Corporate liability – a decade in the making – Clifford Chance

New laws aim to crack down on white collar crime and bring the issue of compliance to the forefront of Spanish company agendas.

 

 

La reforma del código penal, ha permitido que se actualice el código de 1995, dice Bernardo del Rosal, de Clifford Chance. La reforma ha introducido nuevos conceptos como la responsabilidad penal corporativa, una idea que se llevaba tiempo valorando.

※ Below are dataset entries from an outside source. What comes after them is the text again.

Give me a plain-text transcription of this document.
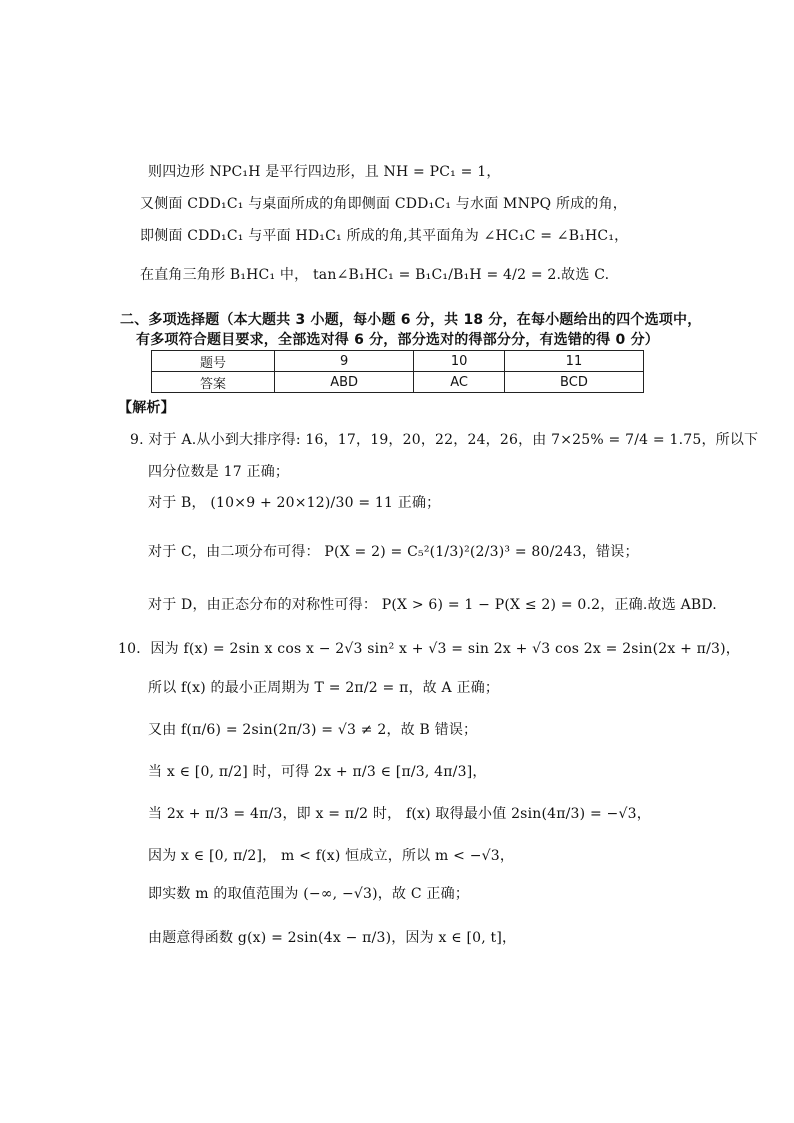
则四边形 NPC₁H 是平行四边形，且 NH = PC₁ = 1，
又侧面 CDD₁C₁ 与桌面所成的角即侧面 CDD₁C₁ 与水面 MNPQ 所成的角，
即侧面 CDD₁C₁ 与平面 HD₁C₁ 所成的角,其平面角为 ∠HC₁C = ∠B₁HC₁，
在直角三角形 B₁HC₁ 中， tan∠B₁HC₁ = B₁C₁/B₁H = 4/2 = 2.故选 C.
二、多项选择题（本大题共 3 小题，每小题 6 分，共 18 分，在每小题给出的四个选项中，
有多项符合题目要求，全部选对得 6 分，部分选对的得部分分，有选错的得 0 分）
题号	9	10	11
答案	ABD	AC	BCD
【解析】
9. 对于 A.从小到大排序得: 16，17，19，20，22，24，26，由 7×25% = 7/4 = 1.75，所以下
四分位数是 17 正确；
对于 B， (10×9 + 20×12)/30 = 11 正确；
对于 C，由二项分布可得： P(X = 2) = C₅²(1/3)²(2/3)³ = 80/243，错误；
对于 D，由正态分布的对称性可得： P(X > 6) = 1 − P(X ≤ 2) = 0.2，正确.故选 ABD.
10．因为 f(x) = 2sin x cos x − 2√3 sin² x + √3 = sin 2x + √3 cos 2x = 2sin(2x + π/3)，
所以 f(x) 的最小正周期为 T = 2π/2 = π，故 A 正确；
又由 f(π/6) = 2sin(2π/3) = √3 ≠ 2，故 B 错误；
当 x ∈ [0, π/2] 时，可得 2x + π/3 ∈ [π/3, 4π/3]，
当 2x + π/3 = 4π/3，即 x = π/2 时， f(x) 取得最小值 2sin(4π/3) = −√3，
因为 x ∈ [0, π/2]， m < f(x) 恒成立，所以 m < −√3，
即实数 m 的取值范围为 (−∞, −√3)，故 C 正确；
由题意得函数 g(x) = 2sin(4x − π/3)，因为 x ∈ [0, t]，
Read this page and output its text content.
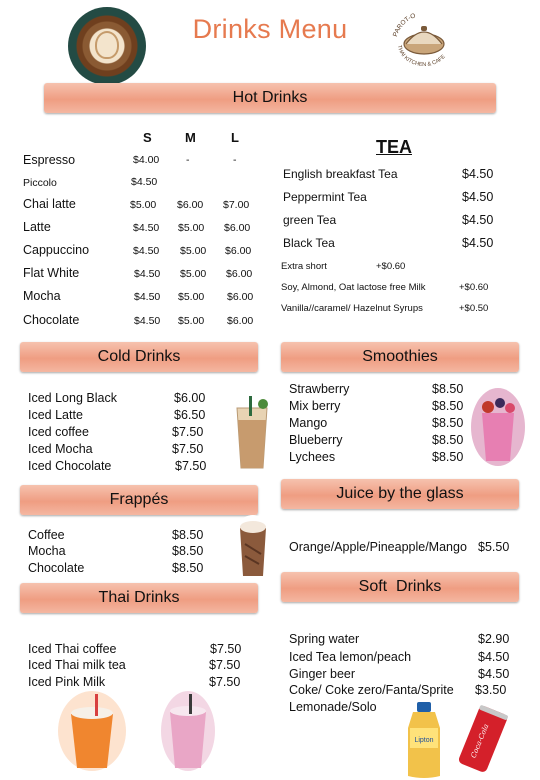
Drinks Menu	PAROT-O
THAI KITCHEN & CAFE
Hot Drinks
S	M	L
Espresso	$4.00	-	-
Piccolo	$4.50
Chai latte	$5.00 $6.00 $7.00
Latte	$4.50 $5.00 $6.00
Cappuccino	$4.50 $5.00 $6.00
Flat White	$4.50 $5.00 $6.00
Mocha	$4.50 $5.00 $6.00
Chocolate	$4.50 $5.00 $6.00
TEA
English breakfast Tea	$4.50
Peppermint Tea	$4.50
green Tea	$4.50
Black Tea	$4.50
Extra short	+$0.60
Soy, Almond, Oat lactose free Milk	+$0.60
Vanilla//caramel/ Hazelnut Syrups	+$0.50
Cold Drinks
Iced Long Black	$6.00
Iced Latte	$6.50
Iced coffee	$7.50
Iced Mocha	$7.50
Iced Chocolate	$7.50
Smoothies
Strawberry	$8.50
Mix berry	$8.50
Mango	$8.50
Blueberry	$8.50
Lychees	$8.50
Frappés
Coffee	$8.50
Mocha	$8.50
Chocolate	$8.50
Juice by the glass
Orange/Apple/Pineapple/Mango $5.50
Thai Drinks
Iced Thai coffee	$7.50
Iced Thai milk tea	$7.50
Iced Pink Milk	$7.50
Soft  Drinks
Spring water	$2.90
Iced Tea lemon/peach	$4.50
Ginger beer	$4.50
Coke/ Coke zero/Fanta/Sprite $3.50
Lemonade/Solo
Lipton	Coca-Cola
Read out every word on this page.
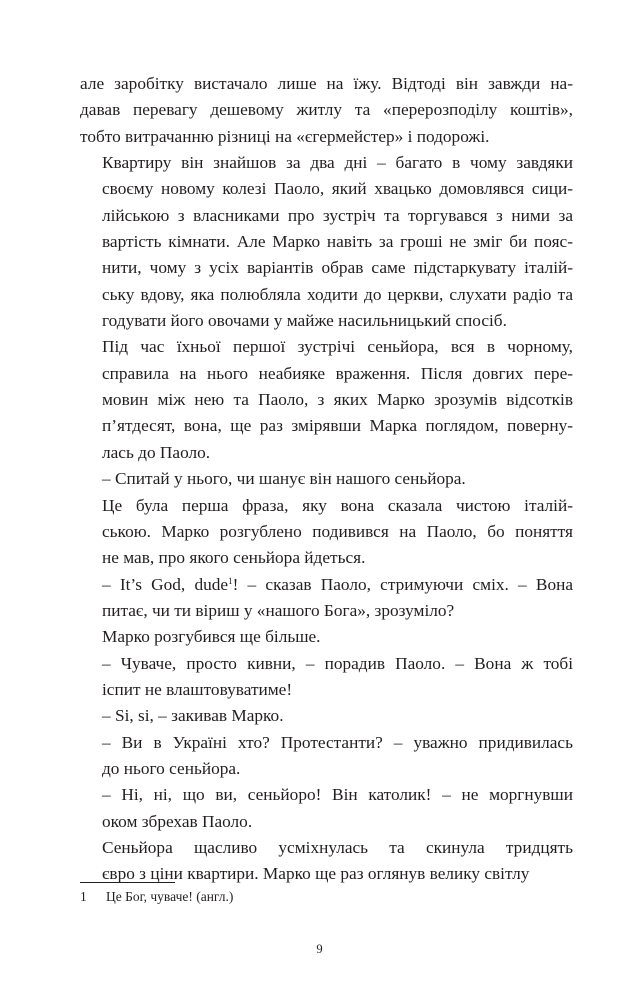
але заробітку вистачало лише на їжу. Відтоді він завжди на-
давав перевагу дешевому житлу та «перерозподілу коштів»,
тобто витрачанню різниці на «єгермейстер» і подорожі.

Квартиру він знайшов за два дні – багато в чому завдяки
своєму новому колезі Паоло, який хвацько домовлявся сици-
лійською з власниками про зустріч та торгувався з ними за
вартість кімнати. Але Марко навіть за гроші не зміг би пояс-
нити, чому з усіх варіантів обрав саме підстаркувату італій-
ську вдову, яка полюбляла ходити до церкви, слухати радіо та
годувати його овочами у майже насильницький спосіб.

Під час їхньої першої зустрічі сеньйора, вся в чорному,
справила на нього неабияке враження. Після довгих пере-
мовин між нею та Паоло, з яких Марко зрозумів відсотків
п’ятдесят, вона, ще раз змірявши Марка поглядом, поверну-
лась до Паоло.

– Спитай у нього, чи шанує він нашого сеньйора.

Це була перша фраза, яку вона сказала чистою італій-
ською. Марко розгублено подивився на Паоло, бо поняття
не мав, про якого сеньйора йдеться.

– It’s God, dude$^1$! – сказав Паоло, стримуючи сміх. – Вона
питає, чи ти віриш у «нашого Бога», зрозуміло?

Марко розгубився ще більше.

– Чуваче, просто кивни, – порадив Паоло. – Вона ж тобі
іспит не влаштовуватиме!

– Si, si, – закивав Марко.

– Ви в Україні хто? Протестанти? – уважно придивилась
до нього сеньйора.

– Ні, ні, що ви, сеньйоро! Він католик! – не моргнувши
оком збрехав Паоло.

Сеньйора щасливо усміхнулась та скинула тридцять
євро з ціни квартири. Марко ще раз оглянув велику світлу

1 Це Бог, чуваче! (англ.)
9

Recent changes to Spain’s Criminal Code are helping to modernise the previous 1995 law, says Bernardo del Rosal, Litigation Counsel with Clifford Chance in Madrid.
They introduce new concepts, including that of corporate criminal liability, in a process that has been over a decade in the making.
For the first time, the amendments to the Code establish an express provision on the criminal liability of legal entities for crimes committed on their behalf by their representatives, de facto and de jure administrators, employees or workers.
“The changes are very significant, but continue a growing momentum of reform and greater scrutiny of companies’ financial and accounting affairs – including major changes in areas of tax, money-laundering and fraud policy,” says del Rosal. “But that does not mean it is a perfect law nor that the new rules are necessarily easy to apply.”
The credit boom of the last decade that led to the bursting of the real estate bubble proved to be an environment in which frauds were readily covered up by rising profits and asset values, he says.
And in the 1990s, the benchmark Banesto case is often regarded as a reference for domestic fraud investigations, he adds. “It is an example of where an allegation of fraud does not necessarily follow with a straight forward prosecution.”
The bank collapsed in 1993 despite raising $700m from the international markets just weeks before a 600bn peseta ($4.3m) hole was discovered in its accounts.
It nonetheless took two years before the bank’s Chief Executive, Mario Conde, and seven other Directors were finally charged with fraud, unlawful appropriation and the use of false procedures, and another five years before any were convicted.
More recently, a deeper analysis of, and due diligence in, the subsequent collapse, nationalisation or rescue merger of a number of cajas (savings banks) has revealed financial and accounting irregularities along with undeclared or mis-labelled loans and payments to and by directors.
“The property boom, particularly along large areas of Spain’s coastline, saw developers grow rich and many of the underwriting cajas make huge profits,” del Rosal explains.
“The collapse of the real estate sector has, however, led to recurring allegations of mis-management and multiple reforms of the financial system,” he adds, “which have driven the number of cajas down from over 40 before 2008 to closer to ten institutions remaining today”.
And the depth of the downturn is driving the authorities to look closely at companies’ affairs right across the economic spectrum.
“The crisis and a reduced tax base have inevitably seen a much greater focus on the tax planning of companies and individuals,” he says. “That is why crime is going to be a major concern over the next years.”
Significant too has been a targeting of corruption and illegal payments by executives and employees of private companies, echoing earlier measures aimed at tackling fraud by public officials.
The introduction of the concept of corporate criminal liability is therefore a measure that has been a long time coming and effectively on ‘stand by’ for some time, says del Rosal.
Nonetheless, multinationals operating in Spain and those Spanish companies with a strong international profile already take the issue very seriously, he believes.
The extra-territorial reach of legislation, such as the UK Bribery Act and the US Foreign Corrupt Practice Act, now weigh heavily on corporate minds. The unknown, therefore, is how most domestic Spanish companies will react.
“Although there may still be some businesses that would rather invest the money required for compliance and training programmes in other areas,” he says.
It is inevitable, adds del Rosal, that in the coming years compliance should seriously be taken into account if those businesses do not want to face corporate charges as the new rules begin to be applied.